The Obama administration’s decision Thursday to provide military and political aid to anti-Assad fighters wasn’t merely a result of confirmation the Syrian regime used sarin gas on rebels — but a decision prompted by the realization that Syrian President Bashar Assad was on the cusp of gaining a permanent advantage over rebel groups and the fear of imminent sectarian bloodshed further spilling into neighboring Iraq, Jordan and Lebanon.
“The decision was ultimately driven by the discovery Assad used [chemical weapons] but there were a number of other factors in place that were also important,” conceded an administration official with direct knowledge of the deliberations.
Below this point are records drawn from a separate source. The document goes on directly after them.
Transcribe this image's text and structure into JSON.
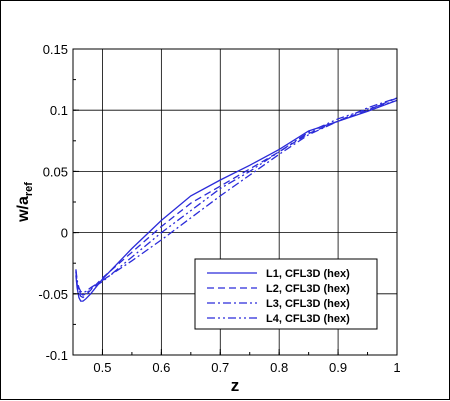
{
  "chart_data": {
    "type": "line",
    "xlabel": "z",
    "ylabel": "w/a",
    "ylabel_subscript": "ref",
    "xlim": [
      0.45,
      1.0
    ],
    "ylim": [
      -0.1,
      0.15
    ],
    "xticks": [
      0.5,
      0.6,
      0.7,
      0.8,
      0.9,
      1
    ],
    "xtick_labels": [
      "0.5",
      "0.6",
      "0.7",
      "0.8",
      "0.9",
      "1"
    ],
    "yticks": [
      -0.1,
      -0.05,
      0,
      0.05,
      0.1,
      0.15
    ],
    "ytick_labels": [
      "-0.1",
      "-0.05",
      "0",
      "0.05",
      "0.1",
      "0.15"
    ],
    "grid": true,
    "legend_position": "bottom-right",
    "line_color": "#2b2bd9",
    "series": [
      {
        "name": "L1, CFL3D (hex)",
        "dash": "solid",
        "x": [
          0.455,
          0.457,
          0.46,
          0.463,
          0.467,
          0.472,
          0.48,
          0.5,
          0.55,
          0.6,
          0.65,
          0.7,
          0.75,
          0.8,
          0.85,
          0.9,
          0.95,
          1.0
        ],
        "y": [
          -0.035,
          -0.045,
          -0.053,
          -0.056,
          -0.056,
          -0.054,
          -0.05,
          -0.038,
          -0.013,
          0.01,
          0.03,
          0.043,
          0.055,
          0.068,
          0.083,
          0.091,
          0.099,
          0.108
        ]
      },
      {
        "name": "L2, CFL3D (hex)",
        "dash": "dashed",
        "x": [
          0.455,
          0.457,
          0.46,
          0.463,
          0.467,
          0.472,
          0.48,
          0.5,
          0.55,
          0.6,
          0.65,
          0.7,
          0.75,
          0.8,
          0.85,
          0.9,
          0.95,
          1.0
        ],
        "y": [
          -0.032,
          -0.042,
          -0.049,
          -0.052,
          -0.053,
          -0.051,
          -0.047,
          -0.037,
          -0.016,
          0.005,
          0.024,
          0.038,
          0.052,
          0.066,
          0.081,
          0.091,
          0.1,
          0.11
        ]
      },
      {
        "name": "L3, CFL3D (hex)",
        "dash": "dashdot",
        "x": [
          0.455,
          0.457,
          0.46,
          0.463,
          0.467,
          0.472,
          0.48,
          0.5,
          0.55,
          0.6,
          0.65,
          0.7,
          0.75,
          0.8,
          0.85,
          0.9,
          0.95,
          1.0
        ],
        "y": [
          -0.03,
          -0.039,
          -0.045,
          -0.048,
          -0.049,
          -0.048,
          -0.045,
          -0.039,
          -0.023,
          -0.006,
          0.012,
          0.03,
          0.047,
          0.064,
          0.08,
          0.091,
          0.102,
          0.11
        ]
      },
      {
        "name": "L4, CFL3D (hex)",
        "dash": "dashdotdot",
        "x": [
          0.455,
          0.457,
          0.46,
          0.463,
          0.467,
          0.472,
          0.48,
          0.5,
          0.55,
          0.6,
          0.65,
          0.7,
          0.75,
          0.8,
          0.85,
          0.9,
          0.95,
          1.0
        ],
        "y": [
          -0.031,
          -0.041,
          -0.047,
          -0.05,
          -0.051,
          -0.05,
          -0.046,
          -0.04,
          -0.02,
          0.0,
          0.018,
          0.036,
          0.05,
          0.066,
          0.082,
          0.093,
          0.101,
          0.108
        ]
      }
    ]
  }
}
“Would we have made [the determination Assad had breached the red line] even if we didn’t have the evidence? Probably.”
Also key in this report:
For weeks, Obama — chastened by the Iraq and Afghanistan wars — deferred passing judgment on the regime’s use of the deadly nerve gas, even as U.N. and European officials publicly reported the use of chemical weapons against hundreds of rebels and civilians.
Why the hesitation?
The president himself, people close to the situation said, has been agonizing over the decision, torn between his desire to do the right thing — and his bone-deep aversion to the kind of quick-trigger military intervention in Iraq that sidetracked his predecessor George W. Bush and resulted in the thousands of U.S. casualties.